On October 14th, if the Reserve Bank of Australia (RBA) fails to timely reduce the official interest rate in response to the upcoming national retail peak, small businesses in Australia may face difficulties this Christmas.
Even though consumer confidence has risen to a near three-year high in the past month, pessimism still dominates. Since May 2022, with 13 interest rate hikes, the RBA's next rate move may be a cut, which has led to an improvement in consumer confidence. However, a consumer spending survey conducted by MYOB shows that consumers are only willing to increase spending after seeing a rate cut.
The survey points out that 24% of respondents plan to reduce their Christmas spending, and overall retail consumption in the last four months of 2023 has not increased.
If the RBA cuts interest rates before the end of the year, 20% of respondents said they would increase their spending during the holiday season. Financial markets are evenly split on the prospect of a rate cut before Christmas, with expectations that the cash rate will be reduced by 0.25 percentage points in February next year.
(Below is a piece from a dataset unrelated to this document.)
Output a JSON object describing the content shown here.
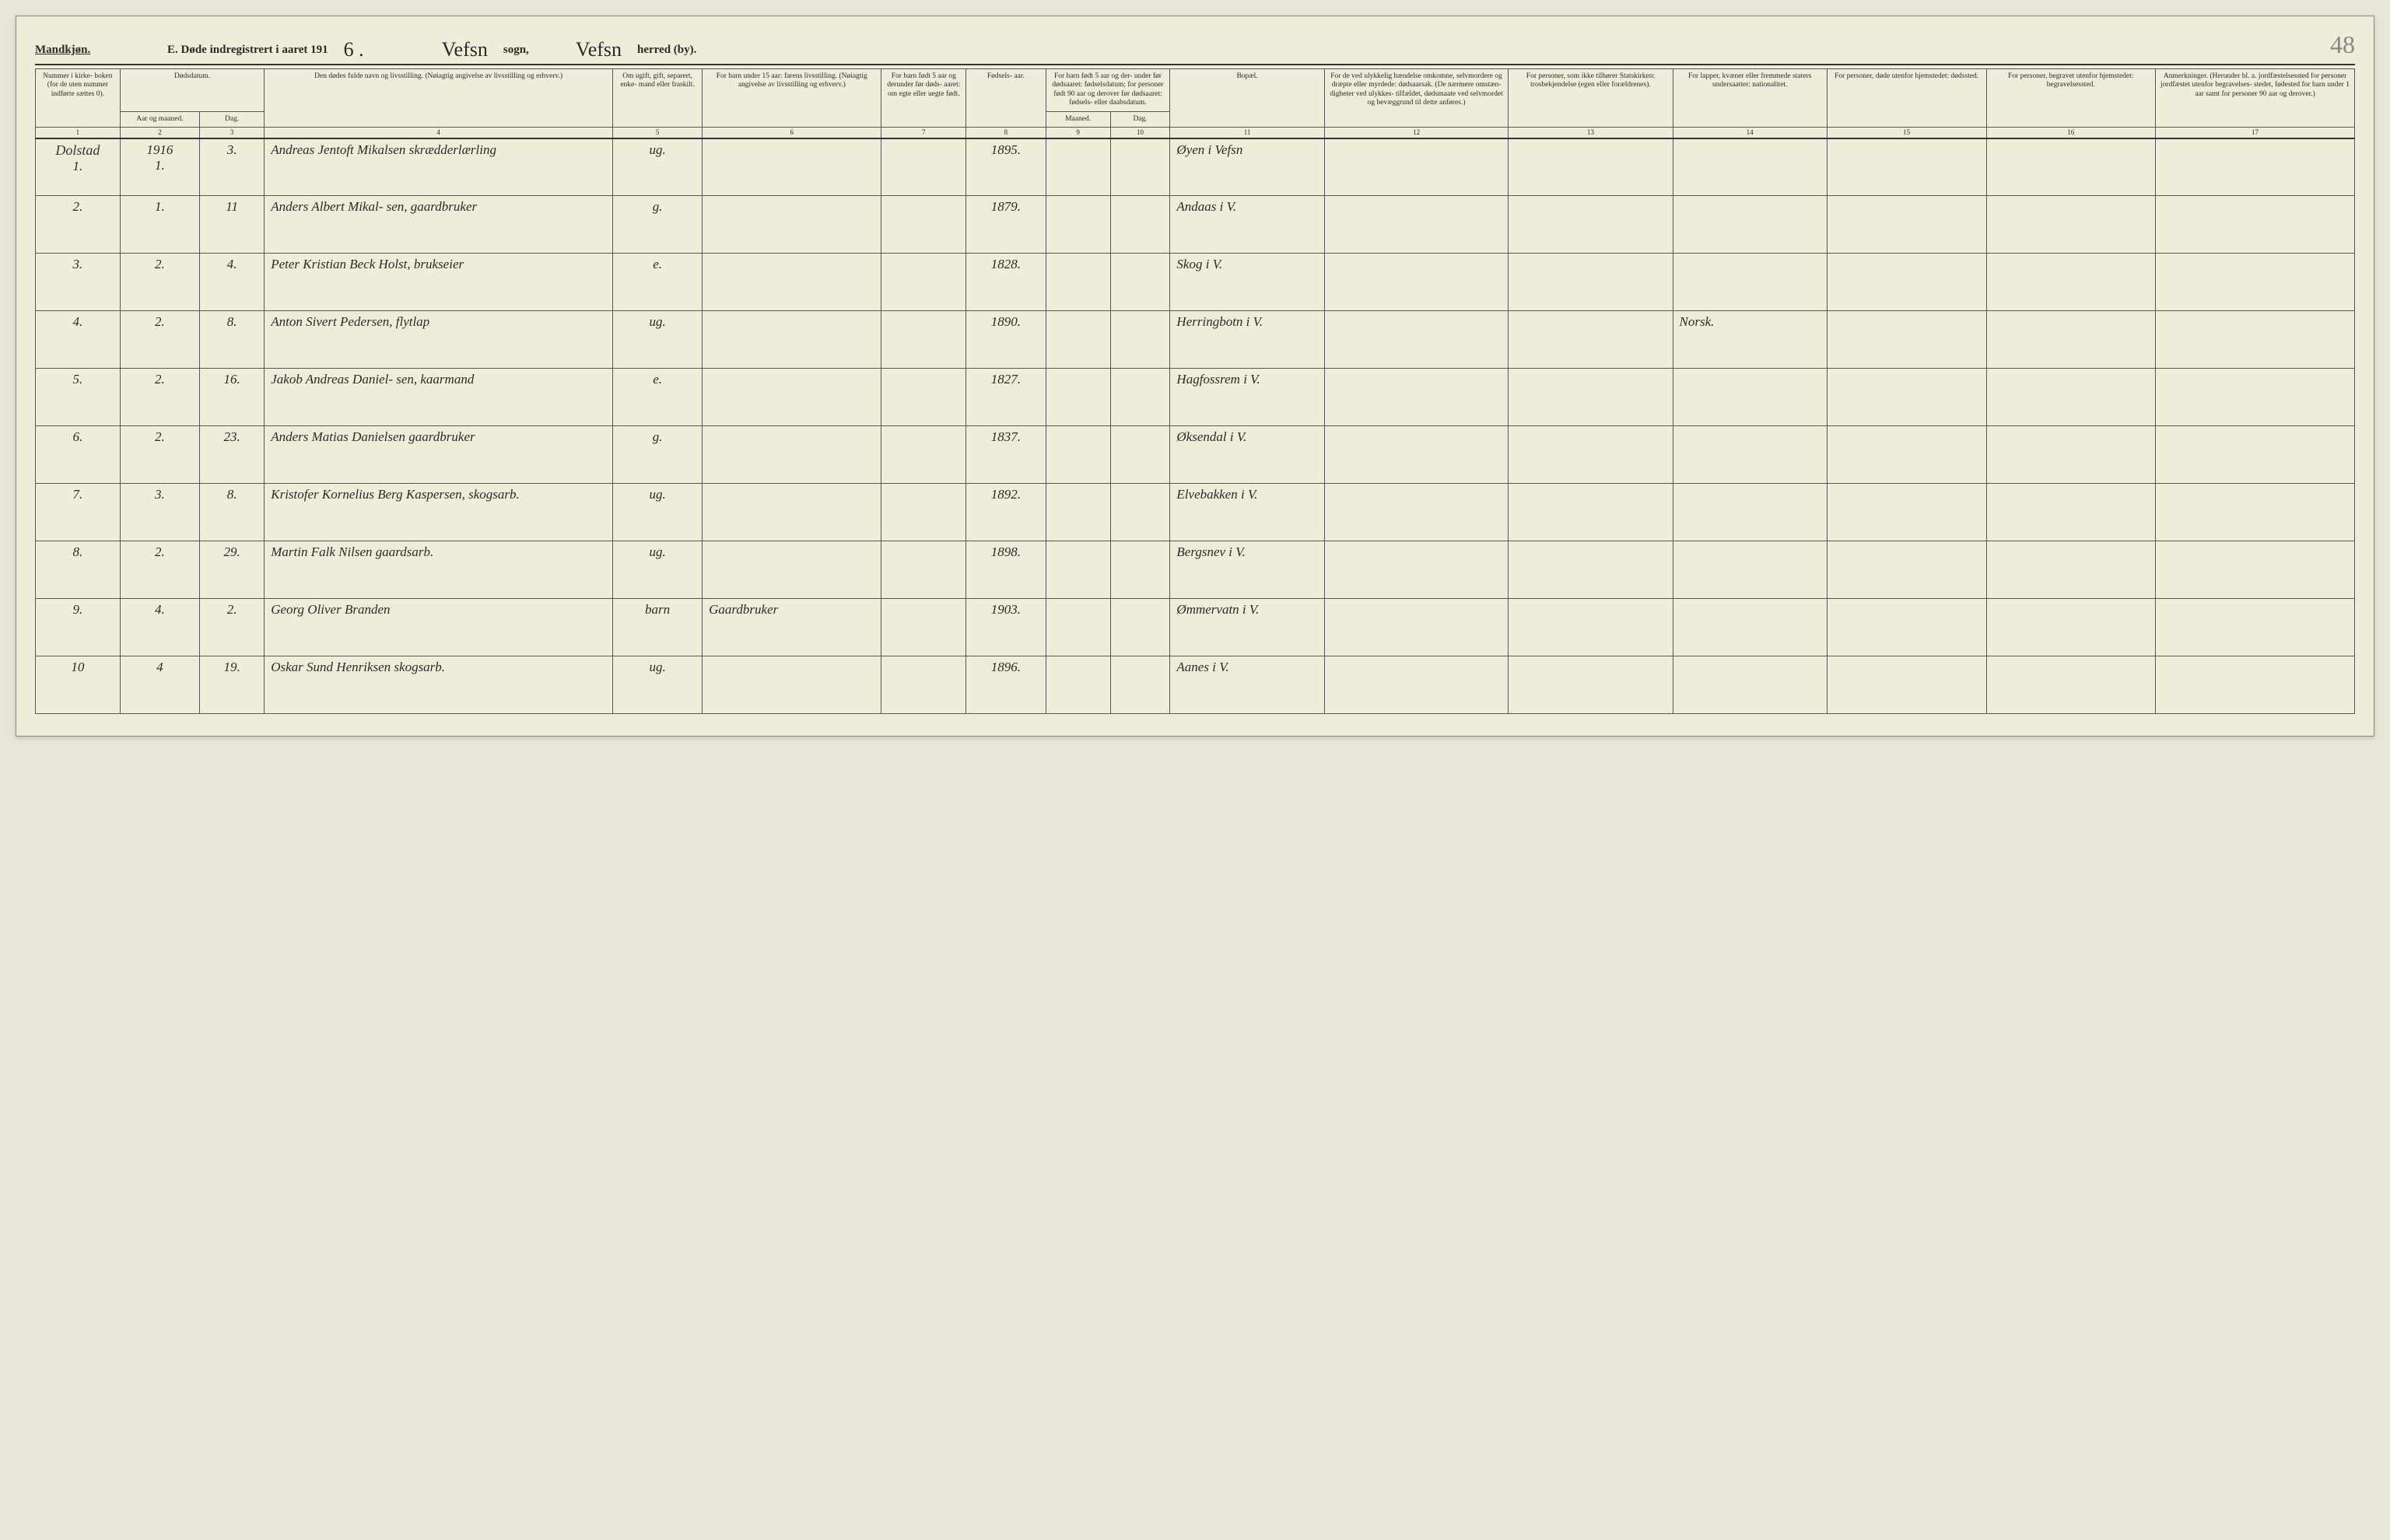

MYOB's CEO, Paul Robson, said that small and medium-sized enterprises will face a severe test this Christmas. "Although inflation has eased, ongoing living cost pressures and high interest rates have forced many households to tighten their spending on non-essential goods and services. This has a particularly significant impact on the retail and hospitality industries.""For small businesses, this is a moment filled with challenges. Prioritizing consumption to support local enterprises during the year-end holiday season will have a significant impact on these important employers and contributors to GDP, and help them move towards a stronger 2025."
The survey also found that the importance of early promotional events like Black Friday is growing.
More than half of the respondents plan to complete their Christmas shopping in November, with 53% considering Black Friday as their main shopping date.
According to data from MYOB, the small and medium-sized enterprise sector has seen a slight decline in performance over the past three months, primarily due to a reduction in discretionary spending.
Angela Jackson, Chief Economist at Impact Economics, believes that small businesses are finally poised for a turnaround.
"We anticipate that the retail sector will recover next quarter, driven by consumption tax cuts and easing inflation. However, if there is a rate cut before Christmas, it will undoubtedly accelerate this recovery process."
Research by the independent think tank e61 suggests that low-income individuals constrained by non-compete clauses may face a more challenging Christmas.
The study points out that businesses that use non-compete clauses pay their employees an average salary that is 4% lower than businesses that do not use such clauses, particularly impacting low-income earners. After working for five years in businesses that use these clauses, income is reduced by 10%.
The use of non-compete clauses is becoming more prevalent in low-skill, low-income industries such as retail and fast food.The study also revealed that companies that increased the use of non-compete clauses between 2018 and 2023 saw a 10% reduction in job-switching opportunities for their employees.